Fair enough, it can be challenging to make the appropriate decision. Everyone will give you different recommendations because there is so much conflicting information available. Additionally, many plants have various preferences. How do you even begin?
But the story doesn’t end there. You know, a number of things might impact how frequently you should water. To name a few:
- composition of the soil
- Light intensity
- Outdoors versus Indoors
There are other others, but we won’t go into them now. The most crucial thing to keep in mind is that, even though 10 days is a solid guideline, you should constantly be aware of the shifting circumstances. You should adjust your watering schedule to account for them.
For instance, it’s well known that throughout the summer, you should water your plants more frequently. It is, after all, much hotter. Water evaporates more quickly, and your plants do too!
Arizona experiences intensely hot and arid summers. Your succulents will need water as frequently as possible if they are in a climate like that. You should water them every day or every other day in those conditions, believe it or not.

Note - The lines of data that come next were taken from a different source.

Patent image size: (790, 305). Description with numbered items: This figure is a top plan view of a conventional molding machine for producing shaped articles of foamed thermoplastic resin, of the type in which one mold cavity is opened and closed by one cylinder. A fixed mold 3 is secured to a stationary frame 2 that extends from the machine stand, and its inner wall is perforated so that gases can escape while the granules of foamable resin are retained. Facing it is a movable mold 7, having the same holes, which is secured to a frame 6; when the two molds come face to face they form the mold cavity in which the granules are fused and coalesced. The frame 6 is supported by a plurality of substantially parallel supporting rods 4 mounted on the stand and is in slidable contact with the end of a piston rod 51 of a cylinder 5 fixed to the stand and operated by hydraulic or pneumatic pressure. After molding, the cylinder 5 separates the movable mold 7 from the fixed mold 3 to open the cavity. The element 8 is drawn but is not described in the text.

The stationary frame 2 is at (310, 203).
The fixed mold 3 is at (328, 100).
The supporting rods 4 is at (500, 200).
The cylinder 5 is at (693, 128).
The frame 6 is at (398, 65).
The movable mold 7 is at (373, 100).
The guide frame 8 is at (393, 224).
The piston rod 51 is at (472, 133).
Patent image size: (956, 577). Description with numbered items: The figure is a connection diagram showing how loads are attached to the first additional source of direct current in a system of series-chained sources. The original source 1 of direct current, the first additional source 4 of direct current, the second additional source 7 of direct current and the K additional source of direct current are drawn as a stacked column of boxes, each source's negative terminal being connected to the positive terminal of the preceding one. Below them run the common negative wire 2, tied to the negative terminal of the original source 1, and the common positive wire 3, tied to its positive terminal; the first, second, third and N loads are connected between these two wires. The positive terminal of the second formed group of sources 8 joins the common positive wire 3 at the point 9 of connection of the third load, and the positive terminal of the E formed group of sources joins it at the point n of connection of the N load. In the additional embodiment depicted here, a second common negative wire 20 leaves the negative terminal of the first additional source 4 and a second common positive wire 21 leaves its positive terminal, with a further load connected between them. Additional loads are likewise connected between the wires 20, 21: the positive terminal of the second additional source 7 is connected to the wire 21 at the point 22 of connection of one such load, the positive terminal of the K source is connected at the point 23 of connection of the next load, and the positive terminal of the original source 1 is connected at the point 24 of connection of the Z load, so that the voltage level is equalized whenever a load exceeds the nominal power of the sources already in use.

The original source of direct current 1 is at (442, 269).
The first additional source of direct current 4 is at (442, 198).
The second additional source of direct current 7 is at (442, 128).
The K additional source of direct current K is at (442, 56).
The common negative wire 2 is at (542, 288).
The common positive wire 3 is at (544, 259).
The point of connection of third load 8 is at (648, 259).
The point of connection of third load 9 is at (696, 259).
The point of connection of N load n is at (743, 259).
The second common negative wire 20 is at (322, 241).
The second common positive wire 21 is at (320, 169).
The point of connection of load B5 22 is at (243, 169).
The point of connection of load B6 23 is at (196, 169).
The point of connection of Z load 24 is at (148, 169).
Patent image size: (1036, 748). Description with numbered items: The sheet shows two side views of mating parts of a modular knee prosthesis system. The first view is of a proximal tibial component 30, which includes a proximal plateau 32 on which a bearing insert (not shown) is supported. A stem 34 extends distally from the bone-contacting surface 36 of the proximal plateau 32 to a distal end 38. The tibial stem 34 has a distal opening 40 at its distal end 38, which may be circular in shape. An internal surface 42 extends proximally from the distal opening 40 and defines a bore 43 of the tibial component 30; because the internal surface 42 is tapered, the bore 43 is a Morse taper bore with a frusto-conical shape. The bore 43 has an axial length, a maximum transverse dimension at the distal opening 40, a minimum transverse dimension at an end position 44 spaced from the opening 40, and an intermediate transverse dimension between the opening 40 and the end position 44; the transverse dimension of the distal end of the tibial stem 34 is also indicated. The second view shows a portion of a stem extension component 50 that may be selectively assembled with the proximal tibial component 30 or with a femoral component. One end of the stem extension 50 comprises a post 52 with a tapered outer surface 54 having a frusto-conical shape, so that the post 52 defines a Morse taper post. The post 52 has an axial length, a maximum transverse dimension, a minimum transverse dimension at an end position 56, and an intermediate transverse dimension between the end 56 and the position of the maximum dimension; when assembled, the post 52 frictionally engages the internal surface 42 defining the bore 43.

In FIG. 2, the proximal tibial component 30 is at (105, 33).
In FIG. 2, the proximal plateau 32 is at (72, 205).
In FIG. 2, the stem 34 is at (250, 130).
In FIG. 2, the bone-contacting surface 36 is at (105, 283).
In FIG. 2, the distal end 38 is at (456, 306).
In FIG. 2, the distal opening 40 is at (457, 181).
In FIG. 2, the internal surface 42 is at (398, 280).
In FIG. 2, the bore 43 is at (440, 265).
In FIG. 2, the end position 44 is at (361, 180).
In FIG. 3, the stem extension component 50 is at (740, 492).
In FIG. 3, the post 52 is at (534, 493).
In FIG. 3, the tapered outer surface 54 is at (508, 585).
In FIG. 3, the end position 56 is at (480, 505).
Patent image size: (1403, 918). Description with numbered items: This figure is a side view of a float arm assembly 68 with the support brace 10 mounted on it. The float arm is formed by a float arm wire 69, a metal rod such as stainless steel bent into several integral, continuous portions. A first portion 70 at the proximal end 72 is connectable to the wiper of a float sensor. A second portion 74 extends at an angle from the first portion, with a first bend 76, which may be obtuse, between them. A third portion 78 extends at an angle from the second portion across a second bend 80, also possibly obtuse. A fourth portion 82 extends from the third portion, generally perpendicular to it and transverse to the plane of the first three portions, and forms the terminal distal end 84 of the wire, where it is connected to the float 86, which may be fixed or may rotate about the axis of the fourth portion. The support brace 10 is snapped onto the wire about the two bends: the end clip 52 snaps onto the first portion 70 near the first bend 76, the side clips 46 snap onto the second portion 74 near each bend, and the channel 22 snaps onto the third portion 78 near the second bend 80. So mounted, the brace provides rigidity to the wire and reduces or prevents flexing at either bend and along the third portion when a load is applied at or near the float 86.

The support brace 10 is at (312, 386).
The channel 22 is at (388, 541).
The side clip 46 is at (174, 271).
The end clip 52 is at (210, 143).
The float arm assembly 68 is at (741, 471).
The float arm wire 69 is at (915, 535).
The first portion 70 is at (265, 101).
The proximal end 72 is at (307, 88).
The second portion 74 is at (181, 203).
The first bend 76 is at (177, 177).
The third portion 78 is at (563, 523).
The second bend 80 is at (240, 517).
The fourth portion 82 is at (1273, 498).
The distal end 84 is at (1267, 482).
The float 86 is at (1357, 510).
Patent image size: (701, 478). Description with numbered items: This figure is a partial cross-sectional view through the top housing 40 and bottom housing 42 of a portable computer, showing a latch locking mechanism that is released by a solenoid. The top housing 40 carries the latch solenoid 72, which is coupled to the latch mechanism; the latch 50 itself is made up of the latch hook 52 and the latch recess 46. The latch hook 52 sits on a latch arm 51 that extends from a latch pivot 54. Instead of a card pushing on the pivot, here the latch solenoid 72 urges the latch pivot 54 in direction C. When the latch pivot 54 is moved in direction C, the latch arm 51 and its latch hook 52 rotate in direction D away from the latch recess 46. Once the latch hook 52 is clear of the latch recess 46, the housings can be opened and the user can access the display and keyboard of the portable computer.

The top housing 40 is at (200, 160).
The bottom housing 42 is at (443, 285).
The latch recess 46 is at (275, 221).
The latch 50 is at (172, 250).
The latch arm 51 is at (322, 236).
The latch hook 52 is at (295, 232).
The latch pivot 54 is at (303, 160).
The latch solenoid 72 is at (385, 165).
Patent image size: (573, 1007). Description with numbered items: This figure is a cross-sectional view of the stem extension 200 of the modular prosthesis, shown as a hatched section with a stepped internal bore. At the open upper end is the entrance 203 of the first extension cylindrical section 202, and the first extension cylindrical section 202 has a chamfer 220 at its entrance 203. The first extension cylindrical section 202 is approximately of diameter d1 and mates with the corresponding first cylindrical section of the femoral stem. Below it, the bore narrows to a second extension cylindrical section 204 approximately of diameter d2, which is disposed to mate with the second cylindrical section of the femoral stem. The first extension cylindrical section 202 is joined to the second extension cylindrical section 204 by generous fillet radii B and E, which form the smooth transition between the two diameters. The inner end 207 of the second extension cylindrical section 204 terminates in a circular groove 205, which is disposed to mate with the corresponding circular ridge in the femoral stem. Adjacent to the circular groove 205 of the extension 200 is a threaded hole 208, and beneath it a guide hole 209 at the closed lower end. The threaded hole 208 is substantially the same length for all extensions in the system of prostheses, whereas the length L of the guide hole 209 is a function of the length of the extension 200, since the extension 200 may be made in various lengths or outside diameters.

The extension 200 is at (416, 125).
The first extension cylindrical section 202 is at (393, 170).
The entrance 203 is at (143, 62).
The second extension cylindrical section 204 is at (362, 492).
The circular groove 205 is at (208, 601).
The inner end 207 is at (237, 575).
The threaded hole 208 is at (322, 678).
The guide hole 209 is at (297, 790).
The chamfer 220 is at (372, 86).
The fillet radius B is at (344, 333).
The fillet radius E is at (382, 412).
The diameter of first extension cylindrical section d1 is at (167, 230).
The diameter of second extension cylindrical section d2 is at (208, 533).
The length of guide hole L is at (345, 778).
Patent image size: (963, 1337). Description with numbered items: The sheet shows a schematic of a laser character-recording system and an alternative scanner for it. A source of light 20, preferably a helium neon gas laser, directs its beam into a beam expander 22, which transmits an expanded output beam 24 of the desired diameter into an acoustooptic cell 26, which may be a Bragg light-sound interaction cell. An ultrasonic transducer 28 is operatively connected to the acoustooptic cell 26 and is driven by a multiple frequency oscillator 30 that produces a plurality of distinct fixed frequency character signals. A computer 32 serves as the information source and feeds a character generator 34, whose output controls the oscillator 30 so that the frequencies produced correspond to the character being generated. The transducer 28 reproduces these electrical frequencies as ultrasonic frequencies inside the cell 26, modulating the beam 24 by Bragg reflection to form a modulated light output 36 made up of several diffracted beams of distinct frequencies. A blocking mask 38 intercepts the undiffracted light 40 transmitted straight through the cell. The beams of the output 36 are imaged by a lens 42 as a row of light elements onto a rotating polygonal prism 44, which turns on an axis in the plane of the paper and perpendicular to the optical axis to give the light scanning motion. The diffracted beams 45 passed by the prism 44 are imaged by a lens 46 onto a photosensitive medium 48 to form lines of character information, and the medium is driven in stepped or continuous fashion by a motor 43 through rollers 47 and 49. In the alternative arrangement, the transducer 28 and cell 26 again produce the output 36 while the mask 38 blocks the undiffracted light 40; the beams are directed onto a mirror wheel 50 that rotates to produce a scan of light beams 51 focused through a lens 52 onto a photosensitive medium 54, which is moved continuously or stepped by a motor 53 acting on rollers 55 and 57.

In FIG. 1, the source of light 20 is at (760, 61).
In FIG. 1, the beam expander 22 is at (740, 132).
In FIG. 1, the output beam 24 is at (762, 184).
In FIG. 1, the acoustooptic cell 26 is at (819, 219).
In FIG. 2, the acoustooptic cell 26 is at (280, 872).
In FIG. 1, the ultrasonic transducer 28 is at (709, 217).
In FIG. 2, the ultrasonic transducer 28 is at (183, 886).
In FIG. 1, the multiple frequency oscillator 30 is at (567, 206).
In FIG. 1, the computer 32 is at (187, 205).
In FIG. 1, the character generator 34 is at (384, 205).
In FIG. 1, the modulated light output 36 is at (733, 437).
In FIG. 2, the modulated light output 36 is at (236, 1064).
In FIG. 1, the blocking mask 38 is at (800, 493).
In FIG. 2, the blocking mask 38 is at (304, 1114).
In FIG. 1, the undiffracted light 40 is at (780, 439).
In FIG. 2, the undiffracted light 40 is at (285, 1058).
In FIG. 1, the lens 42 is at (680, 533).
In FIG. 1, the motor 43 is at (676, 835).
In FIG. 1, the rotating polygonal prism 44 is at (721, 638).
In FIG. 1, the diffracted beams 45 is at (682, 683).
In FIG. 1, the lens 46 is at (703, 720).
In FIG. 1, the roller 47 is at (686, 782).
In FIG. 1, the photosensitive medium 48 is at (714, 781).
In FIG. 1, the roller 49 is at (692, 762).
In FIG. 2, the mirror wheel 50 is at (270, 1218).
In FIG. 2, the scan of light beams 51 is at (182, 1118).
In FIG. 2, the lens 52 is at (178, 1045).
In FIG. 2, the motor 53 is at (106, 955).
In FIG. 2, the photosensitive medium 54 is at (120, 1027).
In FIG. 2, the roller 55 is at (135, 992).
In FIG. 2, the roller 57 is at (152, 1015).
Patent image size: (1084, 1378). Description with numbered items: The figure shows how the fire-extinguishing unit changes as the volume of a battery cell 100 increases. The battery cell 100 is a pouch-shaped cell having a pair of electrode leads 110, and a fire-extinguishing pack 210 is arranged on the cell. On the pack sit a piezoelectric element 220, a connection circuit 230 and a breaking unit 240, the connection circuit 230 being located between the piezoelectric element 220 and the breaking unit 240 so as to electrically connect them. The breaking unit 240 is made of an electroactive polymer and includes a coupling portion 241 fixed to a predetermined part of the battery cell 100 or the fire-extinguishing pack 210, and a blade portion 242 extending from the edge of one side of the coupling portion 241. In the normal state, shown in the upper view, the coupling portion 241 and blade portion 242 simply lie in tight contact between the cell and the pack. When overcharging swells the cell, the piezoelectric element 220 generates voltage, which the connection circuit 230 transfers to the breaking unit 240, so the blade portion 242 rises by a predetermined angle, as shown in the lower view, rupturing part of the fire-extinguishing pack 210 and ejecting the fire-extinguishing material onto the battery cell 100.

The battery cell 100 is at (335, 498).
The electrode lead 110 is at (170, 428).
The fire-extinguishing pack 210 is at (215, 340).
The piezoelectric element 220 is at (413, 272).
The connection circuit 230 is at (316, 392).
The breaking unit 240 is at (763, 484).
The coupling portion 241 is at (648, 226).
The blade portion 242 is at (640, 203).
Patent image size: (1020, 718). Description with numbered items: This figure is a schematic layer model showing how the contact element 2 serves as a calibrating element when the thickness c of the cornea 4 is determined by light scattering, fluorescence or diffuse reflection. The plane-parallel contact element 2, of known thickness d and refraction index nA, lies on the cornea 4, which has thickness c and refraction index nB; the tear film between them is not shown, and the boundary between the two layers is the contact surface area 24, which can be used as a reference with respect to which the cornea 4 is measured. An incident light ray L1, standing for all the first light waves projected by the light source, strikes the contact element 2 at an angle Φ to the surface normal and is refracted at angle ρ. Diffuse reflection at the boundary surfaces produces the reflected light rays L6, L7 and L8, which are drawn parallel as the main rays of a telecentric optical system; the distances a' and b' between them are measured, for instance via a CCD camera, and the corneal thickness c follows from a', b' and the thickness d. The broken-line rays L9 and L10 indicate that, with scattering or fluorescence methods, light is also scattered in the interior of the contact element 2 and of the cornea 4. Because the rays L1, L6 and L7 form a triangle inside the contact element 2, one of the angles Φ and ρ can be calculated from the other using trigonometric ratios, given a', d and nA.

The East Coast, including Virginia, can have extremely hot summers. The humidity, nevertheless, is also quite high. Evaporation proceeds far more slowly here than it would in Arizona since the air is already so heavily laden with water. In this situation, we advise watering every five to six days.
Naturally, winters are the opposite. Days get shorter, the sun shines less, and the temperature drops. Some of your plants enter a dormant state (much like a bear hibernating).
You water significantly less regularly throughout the winter (especially for outdoor plants). Depending on how often I remember, I water my indoor plants once every two to three weeks. Sedum and Sempervivum are examples of outdoor, cold-tolerant plants that may never need watering since the odd snow or sleet is more than enough.
The risk of root rot is the primary reason we lay such a strong focus on watering regularly.
The quiet killer that kills the majority of succulents and cacti is root rot. Because it takes place underneath the soil’s surface, you won’t even notice anything is amiss until the plant topples over due to a rotting core.
Why does root rot occur? In a nutshell, roots will begin to decay if they are left in water for an extended period of time. This is due to the fact that plants actually breathe through their roots and that air does not travel well through water.
The succulent essentially drowns. It also doesn’t need to be a lot of water. Root rot can develop only from being damp or moist for an extended period of time.
Because of this, frequency of watering is more crucial than quantity. Giving the succulent adequate time to dry out in between waterings is essential.
How to Know if the Soil is Dry
The first step in keeping your plant dry is to have a fast-draining soil that is primarily formed of inorganic components. Step two involves watering only when the plant has completely dried.
It is simple to determine whether the soil is dry. The simplest method is to just insert your finger into the saucepan. A minimum depth of two inches is required since sometimes the surface may be dry but the ground beneath may not be. Don’t water if it feels damp, wet, or even a touch colder than the surface. Allow a few days.
To check, you can also use a soil moisture meter. These tools are extremely helpful for inspecting numerous plants, however the less expensive models can be somewhat incorrect.
Finally, just watch for your succulent or cacti’s leaves to wrinkle. Though it seems frightening, the plant is not actually damaged. Instead of erring on the side of wet, choose dry.